If you live somewhere between Truro and Thurso and walk out your front door on the evening of 24th April, you could be in for one of the great shows on Planet Earth. Something people spend a lifetime and many thousands of pounds trying to see: the Northern Lights.
Usually visible in high latitude areas such as the Arctic Circle, the aurora borealis occasionally flit south and decorate the Scottish skies, but a severe solar storm is bringing high levels of magnetic activity, making the aurora appear further south than usual.
So, if the skies are clear where you live, you might be tempted to try your luck from your front door.
“Here we are,” you’ll whisper, gloves on your hands, as you look north. Only, the display might be quite different from what you expect. Because anyone who has witnessed the Northern Lights will know that while the show is stunning, spectacular, dazzling, it’s not even as the pictures suggest.

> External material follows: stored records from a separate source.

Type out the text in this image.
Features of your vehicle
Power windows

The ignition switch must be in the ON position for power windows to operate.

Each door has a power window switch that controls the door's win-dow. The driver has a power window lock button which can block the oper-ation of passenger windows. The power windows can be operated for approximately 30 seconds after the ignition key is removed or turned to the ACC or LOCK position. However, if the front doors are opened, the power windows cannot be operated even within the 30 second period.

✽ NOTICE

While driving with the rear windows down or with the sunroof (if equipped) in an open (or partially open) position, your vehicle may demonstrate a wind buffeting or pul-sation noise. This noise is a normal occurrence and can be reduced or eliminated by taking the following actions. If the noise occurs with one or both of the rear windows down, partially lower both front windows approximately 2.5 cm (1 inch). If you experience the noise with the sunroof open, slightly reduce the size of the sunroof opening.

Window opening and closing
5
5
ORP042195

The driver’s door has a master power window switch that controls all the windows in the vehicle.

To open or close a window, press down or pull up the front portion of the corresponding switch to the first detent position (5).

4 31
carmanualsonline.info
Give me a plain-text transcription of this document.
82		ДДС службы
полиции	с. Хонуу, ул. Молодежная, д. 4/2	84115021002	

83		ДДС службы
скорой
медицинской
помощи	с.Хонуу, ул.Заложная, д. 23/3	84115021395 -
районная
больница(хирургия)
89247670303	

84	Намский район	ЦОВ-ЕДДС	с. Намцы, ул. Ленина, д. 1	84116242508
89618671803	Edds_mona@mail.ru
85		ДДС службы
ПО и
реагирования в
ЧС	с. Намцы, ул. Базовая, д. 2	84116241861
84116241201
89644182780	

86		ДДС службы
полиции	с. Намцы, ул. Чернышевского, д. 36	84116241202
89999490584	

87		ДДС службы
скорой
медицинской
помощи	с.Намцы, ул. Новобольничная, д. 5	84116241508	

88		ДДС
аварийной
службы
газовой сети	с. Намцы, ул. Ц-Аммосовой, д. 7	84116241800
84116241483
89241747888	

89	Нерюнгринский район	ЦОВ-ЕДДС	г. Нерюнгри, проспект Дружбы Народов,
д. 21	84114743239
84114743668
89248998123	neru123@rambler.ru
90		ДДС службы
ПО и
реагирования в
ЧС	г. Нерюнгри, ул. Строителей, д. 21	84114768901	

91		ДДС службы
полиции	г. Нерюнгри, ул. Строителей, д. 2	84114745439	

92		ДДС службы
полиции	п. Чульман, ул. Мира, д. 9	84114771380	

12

The first time I saw the Northern Lights was in Nellim, a small town in the far north of Finnish Lapland a few kilometers from the Russian border, in the winter of 2017. I was recording a podcast about tracking the aurora and had a very optimistic 72 hours to see it. The fact that it was mid-December and the sun would not rise above the horizon during my visit, I thought, should help offset the shortness of my stay.

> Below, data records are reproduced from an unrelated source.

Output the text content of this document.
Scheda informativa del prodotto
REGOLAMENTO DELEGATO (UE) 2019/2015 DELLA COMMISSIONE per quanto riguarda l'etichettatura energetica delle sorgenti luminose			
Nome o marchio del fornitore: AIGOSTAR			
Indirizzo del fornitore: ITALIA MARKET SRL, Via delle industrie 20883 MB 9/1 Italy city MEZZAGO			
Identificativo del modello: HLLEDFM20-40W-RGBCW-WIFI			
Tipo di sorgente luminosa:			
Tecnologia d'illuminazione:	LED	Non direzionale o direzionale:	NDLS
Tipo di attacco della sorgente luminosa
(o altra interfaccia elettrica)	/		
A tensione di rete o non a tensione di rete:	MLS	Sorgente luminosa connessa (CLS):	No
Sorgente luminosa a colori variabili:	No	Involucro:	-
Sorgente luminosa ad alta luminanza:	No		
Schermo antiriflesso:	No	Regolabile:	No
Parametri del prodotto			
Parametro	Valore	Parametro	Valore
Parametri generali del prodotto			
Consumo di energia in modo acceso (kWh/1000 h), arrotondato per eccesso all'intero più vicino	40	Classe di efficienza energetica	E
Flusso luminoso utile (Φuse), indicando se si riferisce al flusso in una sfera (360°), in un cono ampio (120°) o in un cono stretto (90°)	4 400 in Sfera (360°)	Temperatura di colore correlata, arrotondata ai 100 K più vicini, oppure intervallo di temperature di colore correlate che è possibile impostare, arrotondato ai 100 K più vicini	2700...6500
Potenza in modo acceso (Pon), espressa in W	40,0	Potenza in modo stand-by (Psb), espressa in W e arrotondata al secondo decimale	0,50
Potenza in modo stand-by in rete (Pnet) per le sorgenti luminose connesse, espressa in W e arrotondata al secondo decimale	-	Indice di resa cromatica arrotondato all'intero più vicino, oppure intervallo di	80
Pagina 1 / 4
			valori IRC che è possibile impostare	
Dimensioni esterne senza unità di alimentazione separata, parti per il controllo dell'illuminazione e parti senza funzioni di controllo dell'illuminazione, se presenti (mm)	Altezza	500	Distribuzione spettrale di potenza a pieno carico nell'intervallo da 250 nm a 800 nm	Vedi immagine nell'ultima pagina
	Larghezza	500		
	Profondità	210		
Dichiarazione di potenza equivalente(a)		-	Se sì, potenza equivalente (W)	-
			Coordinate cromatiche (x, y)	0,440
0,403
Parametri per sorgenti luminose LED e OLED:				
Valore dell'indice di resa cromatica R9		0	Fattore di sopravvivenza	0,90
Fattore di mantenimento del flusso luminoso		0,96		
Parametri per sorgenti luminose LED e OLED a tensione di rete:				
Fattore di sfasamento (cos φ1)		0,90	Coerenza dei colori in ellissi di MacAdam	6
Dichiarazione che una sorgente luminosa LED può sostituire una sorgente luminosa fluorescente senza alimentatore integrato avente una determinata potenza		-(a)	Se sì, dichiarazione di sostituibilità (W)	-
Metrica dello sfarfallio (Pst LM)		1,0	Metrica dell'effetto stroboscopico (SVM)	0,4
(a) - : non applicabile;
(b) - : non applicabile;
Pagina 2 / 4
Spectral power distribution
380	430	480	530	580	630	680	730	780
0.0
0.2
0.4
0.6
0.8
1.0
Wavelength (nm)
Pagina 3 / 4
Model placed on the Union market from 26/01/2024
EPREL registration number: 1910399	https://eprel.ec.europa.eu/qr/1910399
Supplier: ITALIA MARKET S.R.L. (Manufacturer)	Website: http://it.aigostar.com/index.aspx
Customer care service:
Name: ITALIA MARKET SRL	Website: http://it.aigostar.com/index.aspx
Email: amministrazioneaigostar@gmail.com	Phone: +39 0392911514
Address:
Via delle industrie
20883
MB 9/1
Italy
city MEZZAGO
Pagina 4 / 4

Upon arrival at my log cabin a staff member dressed me in an oversized snow suit, fitted me for some crampons and then handed me an old Nokia phone as if it were a precious amulet to protect with my life. “Keep it up and on your pillow at night,” he said, as it would sound if the Northern Lights were spotted in the vicinity of the resort.

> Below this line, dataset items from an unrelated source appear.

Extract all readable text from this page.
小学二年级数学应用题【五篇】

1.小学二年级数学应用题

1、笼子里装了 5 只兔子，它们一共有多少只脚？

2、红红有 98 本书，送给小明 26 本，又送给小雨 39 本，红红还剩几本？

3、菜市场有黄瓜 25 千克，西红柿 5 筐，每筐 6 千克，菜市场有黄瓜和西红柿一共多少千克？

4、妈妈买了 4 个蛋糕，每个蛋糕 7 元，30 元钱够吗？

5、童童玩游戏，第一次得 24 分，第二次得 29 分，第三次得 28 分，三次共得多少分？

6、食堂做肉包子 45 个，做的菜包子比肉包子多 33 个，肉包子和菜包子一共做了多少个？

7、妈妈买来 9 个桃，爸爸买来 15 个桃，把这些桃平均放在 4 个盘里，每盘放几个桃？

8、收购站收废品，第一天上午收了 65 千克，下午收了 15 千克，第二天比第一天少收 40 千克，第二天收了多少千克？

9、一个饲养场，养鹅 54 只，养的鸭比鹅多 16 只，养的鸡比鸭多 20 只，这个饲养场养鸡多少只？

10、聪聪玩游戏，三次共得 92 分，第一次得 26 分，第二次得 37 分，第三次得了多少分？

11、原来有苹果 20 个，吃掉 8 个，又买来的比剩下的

A day of husky sledding passed, then another day of snowshoeing, but no sunrise. And just as I was starting to worry about filing an incredibly boring podcast episode to my editor, the phone rang. As trained, I donned my thermals and hurried off to a nearby frozen lake where two snowmobiles and a French chap named Anthony were waiting.
We revved up in the dark forest, carving along a set of twin rails deeply entrenched in the pack ice, leaning our weight slightly at each corner. When we reached a clearing, Anthony got to work building a fire. It would affect the clarity of the sky a bit, he said, but without it we wouldn’t be able to stay much longer than 20 minutes. It was almost midnight and the mercury was below minus 20.
I gripped the microphone, catching the sound waves of the cold of my breath and the crackling of the fire, and then the aurora appeared. The performance began as a kind of white arc on the horizon, gently pulsing and retracting, before a giant celestial door opens, sweeping the silver and emerald aurora like iron filings across a pair of magnetic curtains. Whispering into the microphone I realized what I was witnessing was impossible to describe in words, like a football commentator trying to describe the majesty of Lionel Messi leaping in front of a defender, when what he really deserves is silence . A photo might somehow capture the magic, I thought.
By the time Anthony set up a tripod to take my photo, turning the dials with frozen fingers, the clouds had gathered and the display was starting to fade. I asked him if there was any reason, to which he replied “you’ll see”. After hearing the shutter click open, I stood still, posed in front of what was now a wisp of gray sky, and when I heard it close 20 seconds later I joined him to look through the viewfinder .
What I saw was a well-isolated young man in front of a bright green sky, completely different from the reality of the scene. The photographs we see of the northern lights, I realized now, betrayed the reality of the experience.
I was curious to see if I had just experienced a faint aurora and to see if it actually manifests itself as a unique blanket of pink, red and green as the photographs suggest. So a few years later I searched for the Northern Lights once more, this time on a visit to the Ice Hotel in Sweden. Together with a local adventure guide I spent a magical three hours sitting on a frozen lake and forgetting to breathe as the charged particles danced against the pitch black sky. It was even stronger than the one I had seen at Nellim, and my guide Pontus said it was one of the best he had seen that winter. Yet when the photographs surfaced, I felt as if they had falsified the truth, making wonder into a moment that needed no embellishment.
Discussing the Northern Lights delusion idea this morning, a colleague joked that I must have ‘no soul’, to which I reply that I don’t doubt for a second that seeing the aurora in its full glory is one of the deepest experiences that a human being can have. You can see why Phillip Pullman marveled at the northern lights in His Dark Materials – sometimes it really feels like you’re looking into a parallel universe.
However, more than any other natural wonder, the experience is sold under false pretenses and could be somewhat underwhelming, to the unprepared eye. Still, I highly recommend checking the forecast and sticking your head out your front door this week.
If you can catch a glimpse of the Northern Lights, it will be unlike anything you’ve ever seen before.